Alternatives to Merchant Cash Advances: Comparing Small Business Financing Options
Consider other financing options before choosing an MCA. Bank loans typically offer rates between 6% and 12% APR but require strong credit (680+) and can take weeks for approval. The Canada Small Business Financing Program (CSBFP) provides loans up to $1 million with government-capped rates. Eligibility requires at least two years in business and solid financials (CSBFP Guidelines).
Lines of credit from major banks like RBC or BDC are flexible, allowing repeated borrowing and repayment—ideal for ongoing expenses. Revenue-based financing ties repayments to revenue but often comes at lower costs than MCAs.
An MCA may be suitable if you’ve been rejected by banks, need $10,000–$100,000 quickly, and expect to repay within six months. For a full comparison, review our merchant cash advance for small business and small business loans guides.
Among MCA lenders, OnDeck and Merchant Growth are recognized names. Many business owners prefer GrowthX Capital for its speed and clear terms.
For eligibility details, see our small business administration loan qualifications guide.
Mistakes to Avoid with Merchant Cash Advances
Avoid using an MCA to cover ongoing losses or pay off other debt, as this can trap your business in a cycle of debt. Failing to model worst-case cash flow—such as a slow winter for a landscaping business—can leave you short of cash due to daily withdrawals.

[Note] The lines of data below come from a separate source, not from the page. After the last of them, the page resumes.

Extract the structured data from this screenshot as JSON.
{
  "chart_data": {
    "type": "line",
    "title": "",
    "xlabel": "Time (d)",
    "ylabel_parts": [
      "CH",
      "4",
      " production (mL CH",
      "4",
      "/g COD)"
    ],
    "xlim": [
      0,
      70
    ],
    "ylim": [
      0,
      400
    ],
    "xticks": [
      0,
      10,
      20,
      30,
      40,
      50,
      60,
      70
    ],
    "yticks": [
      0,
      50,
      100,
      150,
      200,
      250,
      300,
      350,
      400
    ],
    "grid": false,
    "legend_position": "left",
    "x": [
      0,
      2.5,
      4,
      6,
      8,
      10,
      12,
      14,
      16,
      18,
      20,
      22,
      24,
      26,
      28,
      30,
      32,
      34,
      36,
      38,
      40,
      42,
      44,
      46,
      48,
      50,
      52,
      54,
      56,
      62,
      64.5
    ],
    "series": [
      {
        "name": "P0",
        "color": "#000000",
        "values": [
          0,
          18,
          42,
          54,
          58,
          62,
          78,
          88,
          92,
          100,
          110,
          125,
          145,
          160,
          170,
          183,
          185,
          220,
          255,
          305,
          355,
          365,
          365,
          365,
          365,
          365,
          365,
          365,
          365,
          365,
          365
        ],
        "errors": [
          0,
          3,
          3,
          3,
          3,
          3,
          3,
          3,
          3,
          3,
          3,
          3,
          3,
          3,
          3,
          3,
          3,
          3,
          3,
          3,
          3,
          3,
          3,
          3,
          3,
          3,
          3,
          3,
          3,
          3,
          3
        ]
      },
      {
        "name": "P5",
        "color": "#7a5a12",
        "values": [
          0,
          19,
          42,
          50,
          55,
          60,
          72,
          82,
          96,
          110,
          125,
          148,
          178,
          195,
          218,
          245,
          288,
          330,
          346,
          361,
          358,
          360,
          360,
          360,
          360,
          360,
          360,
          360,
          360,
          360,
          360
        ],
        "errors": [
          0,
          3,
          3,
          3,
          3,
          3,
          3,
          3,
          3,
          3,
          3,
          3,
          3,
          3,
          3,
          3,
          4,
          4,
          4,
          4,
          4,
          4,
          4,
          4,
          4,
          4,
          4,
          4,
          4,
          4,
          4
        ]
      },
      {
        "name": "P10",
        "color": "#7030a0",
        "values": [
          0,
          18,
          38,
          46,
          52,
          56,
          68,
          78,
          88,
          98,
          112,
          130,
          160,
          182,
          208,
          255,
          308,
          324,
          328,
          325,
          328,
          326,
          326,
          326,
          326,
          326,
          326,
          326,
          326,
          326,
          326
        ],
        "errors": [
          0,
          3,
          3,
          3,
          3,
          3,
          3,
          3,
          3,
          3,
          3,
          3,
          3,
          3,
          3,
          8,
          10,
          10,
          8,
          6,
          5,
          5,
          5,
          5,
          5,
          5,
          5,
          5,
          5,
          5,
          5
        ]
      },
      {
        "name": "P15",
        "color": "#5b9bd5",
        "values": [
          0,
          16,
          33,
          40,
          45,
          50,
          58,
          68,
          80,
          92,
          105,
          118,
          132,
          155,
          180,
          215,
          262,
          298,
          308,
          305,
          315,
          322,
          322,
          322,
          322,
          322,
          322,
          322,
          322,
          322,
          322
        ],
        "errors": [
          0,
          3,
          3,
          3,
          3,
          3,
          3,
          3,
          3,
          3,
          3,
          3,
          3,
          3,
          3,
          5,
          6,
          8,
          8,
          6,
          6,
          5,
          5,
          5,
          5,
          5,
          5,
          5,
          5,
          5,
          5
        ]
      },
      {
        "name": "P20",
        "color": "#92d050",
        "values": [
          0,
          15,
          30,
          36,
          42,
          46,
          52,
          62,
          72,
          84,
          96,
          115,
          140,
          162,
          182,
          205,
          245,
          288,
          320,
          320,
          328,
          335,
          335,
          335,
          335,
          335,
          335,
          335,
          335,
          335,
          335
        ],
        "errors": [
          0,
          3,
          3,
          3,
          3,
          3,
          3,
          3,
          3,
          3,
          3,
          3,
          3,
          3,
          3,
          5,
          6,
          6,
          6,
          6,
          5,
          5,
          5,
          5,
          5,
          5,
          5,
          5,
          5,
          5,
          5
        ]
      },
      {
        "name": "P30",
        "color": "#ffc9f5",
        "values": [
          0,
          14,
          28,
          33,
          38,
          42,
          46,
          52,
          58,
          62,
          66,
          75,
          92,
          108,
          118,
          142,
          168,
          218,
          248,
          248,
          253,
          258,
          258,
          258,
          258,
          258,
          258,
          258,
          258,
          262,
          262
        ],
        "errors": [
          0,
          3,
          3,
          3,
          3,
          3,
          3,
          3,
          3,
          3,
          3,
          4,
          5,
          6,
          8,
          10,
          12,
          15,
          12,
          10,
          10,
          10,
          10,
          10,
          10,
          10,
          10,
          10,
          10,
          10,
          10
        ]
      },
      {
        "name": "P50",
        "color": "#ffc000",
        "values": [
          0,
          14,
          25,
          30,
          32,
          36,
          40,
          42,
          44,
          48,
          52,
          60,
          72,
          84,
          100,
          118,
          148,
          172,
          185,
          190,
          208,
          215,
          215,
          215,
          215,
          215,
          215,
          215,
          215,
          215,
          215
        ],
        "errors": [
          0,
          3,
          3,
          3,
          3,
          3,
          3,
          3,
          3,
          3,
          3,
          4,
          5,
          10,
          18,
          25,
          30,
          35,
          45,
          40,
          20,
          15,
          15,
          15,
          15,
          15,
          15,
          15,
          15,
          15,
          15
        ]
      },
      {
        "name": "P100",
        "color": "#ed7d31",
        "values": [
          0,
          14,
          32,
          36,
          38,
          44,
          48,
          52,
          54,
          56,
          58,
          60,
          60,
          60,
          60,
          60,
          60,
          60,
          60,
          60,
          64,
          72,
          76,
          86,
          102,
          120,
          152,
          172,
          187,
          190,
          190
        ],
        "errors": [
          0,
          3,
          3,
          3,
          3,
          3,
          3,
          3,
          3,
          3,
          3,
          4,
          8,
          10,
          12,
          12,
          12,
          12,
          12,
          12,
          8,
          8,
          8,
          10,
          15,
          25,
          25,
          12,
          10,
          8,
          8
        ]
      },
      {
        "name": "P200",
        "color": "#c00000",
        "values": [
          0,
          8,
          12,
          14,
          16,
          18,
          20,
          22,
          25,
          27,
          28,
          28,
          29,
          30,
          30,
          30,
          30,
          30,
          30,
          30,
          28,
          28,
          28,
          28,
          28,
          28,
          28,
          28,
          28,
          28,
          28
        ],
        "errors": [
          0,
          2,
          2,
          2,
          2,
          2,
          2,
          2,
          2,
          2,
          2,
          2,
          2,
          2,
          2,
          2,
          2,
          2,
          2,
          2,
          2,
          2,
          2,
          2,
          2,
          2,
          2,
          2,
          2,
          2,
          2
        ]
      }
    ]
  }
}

Another common mistake is not requesting the total payback amount in dollars and an APR-equivalent estimate. For example, a $50,000 advance at a 1.40 factor rate means you’ll repay $70,000—often exceeding 40% APR.
Always review legal terms and regulatory disclosures. Some agreements include hidden fees or penalties. Compare at least two alternatives before deciding.
Use this checklist: request the total payback, get an APR estimate, model worst-case cash flow, check legal terms, and compare with bank or government-backed loans.
How to Evaluate a Merchant Cash Advance: Practical Checklist
Before signing, review this checklist:
- Request the total payback amount in dollars
- Obtain an APR-equivalent estimate
- Model the impact of repayments on daily cash flow
- Review all legal terms and regulatory disclosures
- Compare at least two other options, such as a line of credit or CSBFP loan
Transparency is important. If anything is unclear, ask for written clarification. Some providers may negotiate fees or terms. The lender offers clear terms and funding within 48 hours.
Merchant Cash Advance FAQs
What is a merchant cash advance and how does it work?
A merchant cash advance gives your business a lump sum in exchange for a portion of your future sales. Repayments are deducted daily or weekly based on sales.
What are the new regulations for merchant cash advances in Canada?
Starting January 2025, most MCAs cannot exceed 35% APR. Some commercial deals allow up to 48% APR or no cap for large corporate loans (Canada Gazette, 2024).
How do MCAs compare to bank loans and government-backed financing?
MCAs are faster but cost more. Bank loans and programs like CSBFP offer lower rates, stricter requirements, and slower approval times.
What are the eligibility requirements for merchant cash advances?
Most providers require a Canadian-registered business, 3–6 months of bank statements, proof of sales, government ID, ownership documents, and a void cheque or PAD form.
How can I estimate the true cost of a merchant cash advance?
Ask for the total payback in dollars and an APR-equivalent estimate. Compare at least two offers and model daily cash flow to see the real impact.